スクリーンだけでなく、実際の“あのコ”が不規則で劇場内に登場。観客は“あのコ”がいつやってくるのか分からないため、いろいろな意味でドキドキし続ける事になる。まさに映画館ならではの体験だといえる。(写真:筆者撮影)

もともとは昨年の『ミンナのウタ』公開時に実施されたイベントだったが、会場のボルテージも最高潮で、大盛況だったこともあり、『あのコはだぁれ?』では初日から通常上映のほかに、“絶叫上映”の回も並行して実施。

夏休みの学生に来てもらいたいということで、“絶叫上映”は通常料金で入場可能だ。“絶叫上映”を楽しみに来たという観客はもちろんのこと、中には“絶叫上映”であることを知らずに通常の上映だと思って来場した観客もいたというが、客席のあちこちで繰り広げられる「キャー!」という叫び声を、映画の絶妙なスパイスとして楽しんだという声も寄せられたという。

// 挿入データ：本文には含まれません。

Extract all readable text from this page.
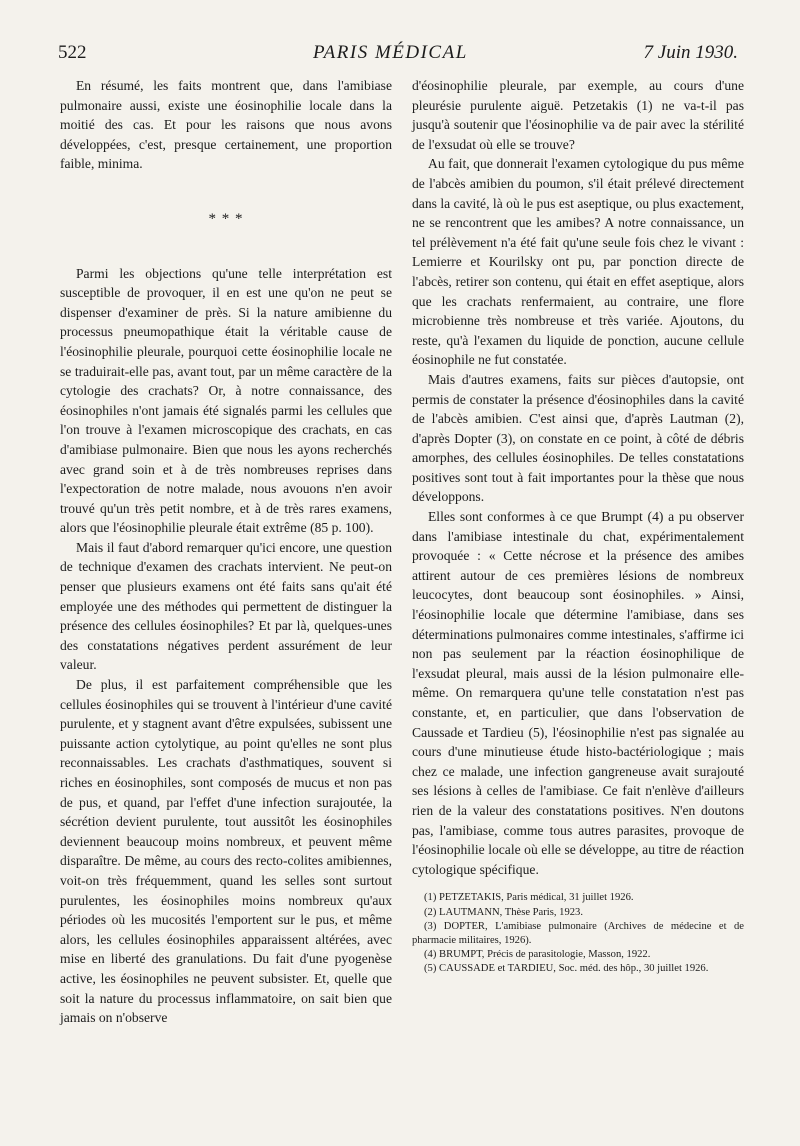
522	PARIS MÉDICAL	7 Juin 1930.

En résumé, les faits montrent que, dans l'amibiase pulmonaire aussi, existe une éosinophilie locale dans la moitié des cas. Et pour les raisons que nous avons développées, c'est, presque certainement, une proportion faible, minima.

* * *

Parmi les objections qu'une telle interprétation est susceptible de provoquer, il en est une qu'on ne peut se dispenser d'examiner de près. Si la nature amibienne du processus pneumopathique était la véritable cause de l'éosinophilie pleurale, pourquoi cette éosinophilie locale ne se traduirait-elle pas, avant tout, par un même caractère de la cytologie des crachats? Or, à notre connaissance, des éosinophiles n'ont jamais été signalés parmi les cellules que l'on trouve à l'examen microscopique des crachats, en cas d'amibiase pulmonaire. Bien que nous les ayons recherchés avec grand soin et à de très nombreuses reprises dans l'expectoration de notre malade, nous avouons n'en avoir trouvé qu'un très petit nombre, et à de très rares examens, alors que l'éosinophilie pleurale était extrême (85 p. 100).

Mais il faut d'abord remarquer qu'ici encore, une question de technique d'examen des crachats intervient. Ne peut-on penser que plusieurs examens ont été faits sans qu'ait été employée une des méthodes qui permettent de distinguer la présence des cellules éosinophiles? Et par là, quelques-unes des constatations négatives perdent assurément de leur valeur.

De plus, il est parfaitement compréhensible que les cellules éosinophiles qui se trouvent à l'intérieur d'une cavité purulente, et y stagnent avant d'être expulsées, subissent une puissante action cytolytique, au point qu'elles ne sont plus reconnaissables. Les crachats d'asthmatiques, souvent si riches en éosinophiles, sont composés de mucus et non pas de pus, et quand, par l'effet d'une infection surajoutée, la sécrétion devient purulente, tout aussitôt les éosinophiles deviennent beaucoup moins nombreux, et peuvent même disparaître. De même, au cours des recto-colites amibiennes, voit-on très fréquemment, quand les selles sont surtout purulentes, les éosinophiles moins nombreux qu'aux périodes où les mucosités l'emportent sur le pus, et même alors, les cellules éosinophiles apparaissent altérées, avec mise en liberté des granulations. Du fait d'une pyogenèse active, les éosinophiles ne peuvent subsister. Et, quelle que soit la nature du processus inflammatoire, on sait bien que jamais on n'observe

d'éosinophilie pleurale, par exemple, au cours d'une pleurésie purulente aiguë. Petzetakis (1) ne va-t-il pas jusqu'à soutenir que l'éosinophilie va de pair avec la stérilité de l'exsudat où elle se trouve?

Au fait, que donnerait l'examen cytologique du pus même de l'abcès amibien du poumon, s'il était prélevé directement dans la cavité, là où le pus est aseptique, ou plus exactement, ne se rencontrent que les amibes? A notre connaissance, un tel prélèvement n'a été fait qu'une seule fois chez le vivant : Lemierre et Kourilsky ont pu, par ponction directe de l'abcès, retirer son contenu, qui était en effet aseptique, alors que les crachats renfermaient, au contraire, une flore microbienne très nombreuse et très variée. Ajoutons, du reste, qu'à l'examen du liquide de ponction, aucune cellule éosinophile ne fut constatée.

Mais d'autres examens, faits sur pièces d'autopsie, ont permis de constater la présence d'éosinophiles dans la cavité de l'abcès amibien. C'est ainsi que, d'après Lautman (2), d'après Dopter (3), on constate en ce point, à côté de débris amorphes, des cellules éosinophiles. De telles constatations positives sont tout à fait importantes pour la thèse que nous développons.

Elles sont conformes à ce que Brumpt (4) a pu observer dans l'amibiase intestinale du chat, expérimentalement provoquée : « Cette nécrose et la présence des amibes attirent autour de ces premières lésions de nombreux leucocytes, dont beaucoup sont éosinophiles. » Ainsi, l'éosinophilie locale que détermine l'amibiase, dans ses déterminations pulmonaires comme intestinales, s'affirme ici non pas seulement par la réaction éosinophilique de l'exsudat pleural, mais aussi de la lésion pulmonaire elle-même. On remarquera qu'une telle constatation n'est pas constante, et, en particulier, que dans l'observation de Caussade et Tardieu (5), l'éosinophilie n'est pas signalée au cours d'une minutieuse étude histo-bactériologique ; mais chez ce malade, une infection gangreneuse avait surajouté ses lésions à celles de l'amibiase. Ce fait n'enlève d'ailleurs rien de la valeur des constatations positives. N'en doutons pas, l'amibiase, comme tous autres parasites, provoque de l'éosinophilie locale où elle se développe, au titre de réaction cytologique spécifique.

(1) PETZETAKIS, Paris médical, 31 juillet 1926.

(2) LAUTMANN, Thèse Paris, 1923.

(3) DOPTER, L'amibiase pulmonaire (Archives de médecine et de pharmacie militaires, 1926).

(4) BRUMPT, Précis de parasitologie, Masson, 1922.

(5) CAUSSADE et TARDIEU, Soc. méd. des hôp., 30 juillet 1926.
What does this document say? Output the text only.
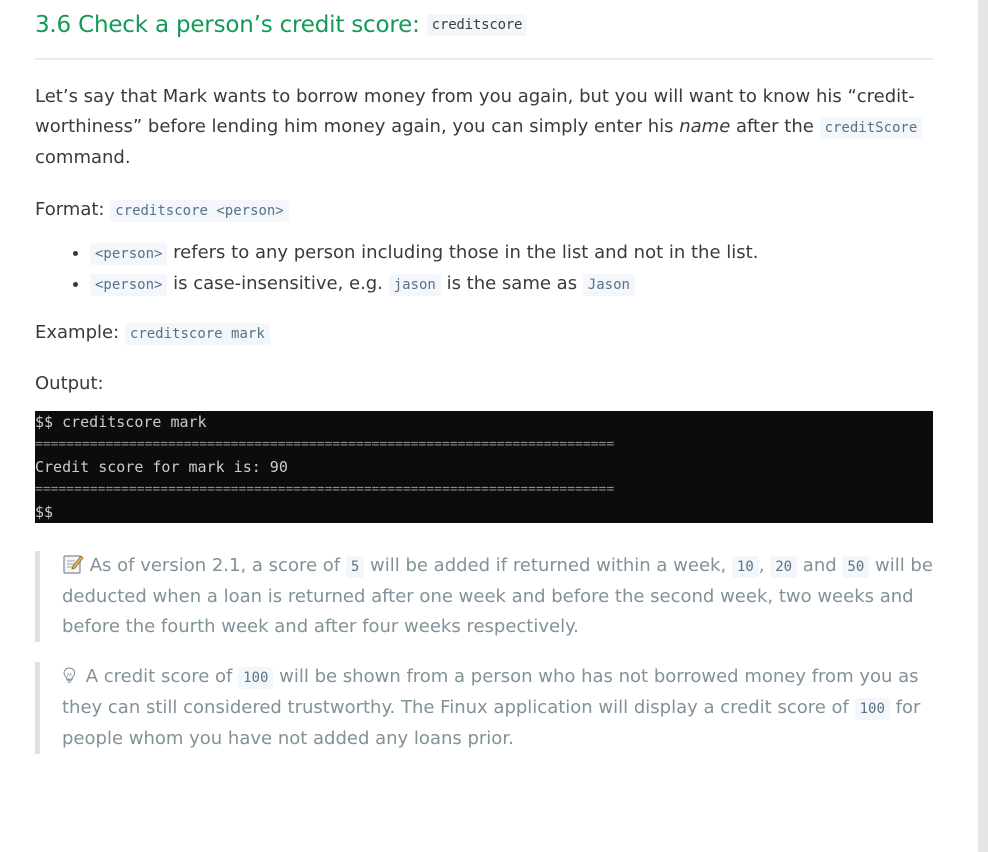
3.6 Check a person’s credit score: creditscore

Let’s say that Mark wants to borrow money from you again, but you will want to know his “credit-worthiness” before lending him money again, you can simply enter his name after the creditScore command.

Format: creditscore <person>

• <person> refers to any person including those in the list and not in the list.
• <person> is case-insensitive, e.g. jason is the same as Jason

Example: creditscore mark

Output:

$$ creditscore mark
==========================================================================
Credit score for mark is: 90
==========================================================================
$$

As of version 2.1, a score of 5 will be added if returned within a week, 10 , 20 and 50 will be deducted when a loan is returned after one week and before the second week, two weeks and before the fourth week and after four weeks respectively.

A credit score of 100 will be shown from a person who has not borrowed money from you as they can still considered trustworthy. The Finux application will display a credit score of 100 for people whom you have not added any loans prior.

絶叫上映も行われた渋谷HUMAXシネマのロビーの様子。通常の上映と違い、絶叫上映の実施となると物理的に手間と労力がかかるものだが、全国の実施劇場をはじめとした関係者が運営に協力的だったという。(写真:筆者撮影)

宣伝プロデューサーの山崎氏も「学生さんたちにいかにして映画館に来てもらうかを考えたときに、やはり映画館でしか体験できない特殊なことを仕掛けたいと思いました。劇場さんと各所関係者にはお手間と労力をおかけしてしまいましたが、協力していただいて本当にありがたかったです」とその思いを語る。

TikTokを使ったプロモーションも

さらに若者向けにTikTokにも力を入れたという。初日に行われた“絶叫上映”の際に、“あのコ”が劇場に向かって歩いていく後ろ姿を撮影し、投稿したところ、400万回再生と大反響。本作の認知度を上げることに成功した。


若者層に注目を集めた『あのコはだぁれ?』公式TikTok。絶叫上映動画の再生回数は400万回以上を記録。その他、100万回を超える再生回数の動画も数多く投稿されており、若者層へと訴求した。

本作の公式TikTokでは映像クリエイター、コワゾーの協力のもとホラーショートドラマも次々と投稿され、大きな反響を集めた。TikTokで投稿された動画のそれぞれのコメント欄では、映画の感想や、質問などが活発に投稿されており、ここから口コミも広がっている。

本作の上映終了時期は未定。今後も反響次第で追加の“絶叫上映”も行われる可能性はあるとのこと。若者を映画館に呼び起こすためのユニークな施策にも注目だ。